Take the crossword comic example. The nature of the innovation is a clever recombination of comic strips and crossword puzzles. Can we analyze this particular example to create other clever combinations? What is the general spirit of a crossword puzzle that allows it to be melded with other concepts? This is all about searching for a good abstraction.
The main abstract concept underpinning a crossword is one-dimensional sequences of atoms [letters] that form larger holistic units [words] that are embedded and overlap in a two-dimensional space. In a traditional crossword, the sequences are of letters and the larger unit is a word. In the crossword comic, the sequences are of comic frames atoms, and the holistic unit is a cohesive joke formed from the frames. In this case, the innovation comes from varying the units.
Variations on a Theme
Here’s the interesting part: We can think of other things with the same abstract properties and recombine them as well to make something cool and new. The trick is to think of examples where we build from some smaller vocabulary a larger coherent construction. Each individual part of the vocabulary should be ambiguous enough to serve a different role in multiple constructions, e.g. a letter serves different purposes when at the intersection of two words.

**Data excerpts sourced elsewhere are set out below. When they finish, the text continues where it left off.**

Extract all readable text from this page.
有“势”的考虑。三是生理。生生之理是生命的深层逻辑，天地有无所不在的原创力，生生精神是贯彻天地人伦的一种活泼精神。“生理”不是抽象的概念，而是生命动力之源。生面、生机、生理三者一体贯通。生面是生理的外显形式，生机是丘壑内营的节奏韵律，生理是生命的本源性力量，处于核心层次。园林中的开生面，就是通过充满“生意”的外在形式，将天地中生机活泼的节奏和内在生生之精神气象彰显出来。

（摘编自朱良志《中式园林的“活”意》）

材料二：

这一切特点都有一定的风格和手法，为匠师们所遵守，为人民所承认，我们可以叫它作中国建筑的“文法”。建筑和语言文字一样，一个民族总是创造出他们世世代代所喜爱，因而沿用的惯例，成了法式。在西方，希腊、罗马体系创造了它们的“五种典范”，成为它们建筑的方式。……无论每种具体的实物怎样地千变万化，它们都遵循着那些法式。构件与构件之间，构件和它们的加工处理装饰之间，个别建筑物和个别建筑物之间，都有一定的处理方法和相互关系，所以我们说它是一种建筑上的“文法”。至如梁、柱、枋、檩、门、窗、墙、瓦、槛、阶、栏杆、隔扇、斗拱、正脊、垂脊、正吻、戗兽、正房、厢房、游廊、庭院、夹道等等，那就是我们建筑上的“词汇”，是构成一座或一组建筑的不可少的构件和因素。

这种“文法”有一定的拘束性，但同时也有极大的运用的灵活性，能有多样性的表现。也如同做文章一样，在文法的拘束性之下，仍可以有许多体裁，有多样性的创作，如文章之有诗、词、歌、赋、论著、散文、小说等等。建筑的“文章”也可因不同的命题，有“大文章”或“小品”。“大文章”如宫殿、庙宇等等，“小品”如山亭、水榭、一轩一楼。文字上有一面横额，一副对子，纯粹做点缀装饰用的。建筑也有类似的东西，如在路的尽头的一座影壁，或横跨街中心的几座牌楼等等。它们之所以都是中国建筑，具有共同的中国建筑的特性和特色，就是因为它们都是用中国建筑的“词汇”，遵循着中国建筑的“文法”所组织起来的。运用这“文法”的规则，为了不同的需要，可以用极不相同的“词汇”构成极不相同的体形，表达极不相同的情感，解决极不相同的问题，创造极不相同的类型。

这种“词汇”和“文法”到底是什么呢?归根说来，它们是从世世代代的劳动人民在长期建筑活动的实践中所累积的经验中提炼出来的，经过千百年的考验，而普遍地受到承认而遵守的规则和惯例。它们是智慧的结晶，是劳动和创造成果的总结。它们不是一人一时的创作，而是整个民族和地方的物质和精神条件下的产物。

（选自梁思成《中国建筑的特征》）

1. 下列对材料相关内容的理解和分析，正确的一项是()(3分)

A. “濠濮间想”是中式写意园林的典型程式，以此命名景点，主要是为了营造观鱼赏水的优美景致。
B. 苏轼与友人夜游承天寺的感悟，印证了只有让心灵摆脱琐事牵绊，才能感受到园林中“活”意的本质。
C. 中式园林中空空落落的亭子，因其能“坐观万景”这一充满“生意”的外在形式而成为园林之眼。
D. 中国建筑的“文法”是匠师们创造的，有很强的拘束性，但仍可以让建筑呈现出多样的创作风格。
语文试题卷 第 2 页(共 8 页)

A poem is a sequence of words, a book is a sequence of pages, a song is a sequence of notes or phrases, a dialogue is a sequence of alternating sentences, and a computer program can be seen as a sequence of statements. Any of these also could be substituted for crossword units in a similar way as the comic strip idea, a creative way to engage with your favorite medium.
A trivial straightforward example would be cross-poems, where lines (or even stanzas) of a poem form the lower-level units that compose an entire poem. Because lines of poetry are sensitive to context (like individual letters or frames of a comic), they can be utilized creatively in the intersection point for different ends in both of the resulting poems. Two poets could take turns laying down short poems as a fun collaborative exercise.
But the point is that working on the abstract level lets you consider other possibilities for crosswords easily; you clearly state the rules of the game you are dealing with so you can vary them. The dimensionality can be varied (you could have 1d sequences embedded in 3d space for a 3d crossword, or 2d patterns embedded in a 3d space), additional constraints can be added (the sequences must make sense when interpreted both forwards and backwards), the 1d sequences can curve in space rather than be strictly linear (imagine crosswords not based on a strict grid, but with spaces of varying sizes and connectivities, e.g. hexagon-based crosswords). There are many creative possibilities, many never-before-explored, ripe for discovery.
Form and Multiple Function
Taking a closer look at the other example, the raptor hoodie is a really cool example of exaptation, where things created for one purpose (sleeves of a shirt) are adapted to an unforseen context (acting as the moving jaw of a raptor). The abstract idea here is that a functional item [t-shirt] can have its aesthetic properties [design] hijacked to serve a secondary function [raptor jaws]. Now this is an interesting abstraction as well to play with as well, but I’ll leave it as an exercise to the reader to think of fun generalizations or to examine if there are other ways to learn from the raptor hoodie.
The point of this post is just to illustrate that by deeply examining something that we find interesting, we can learn the meaningful degrees of variation that may lead to many more interesting things in the same spirit. In other words, we reverse-engineer to isolate the meaningful conceptual knobs we can twist to further create.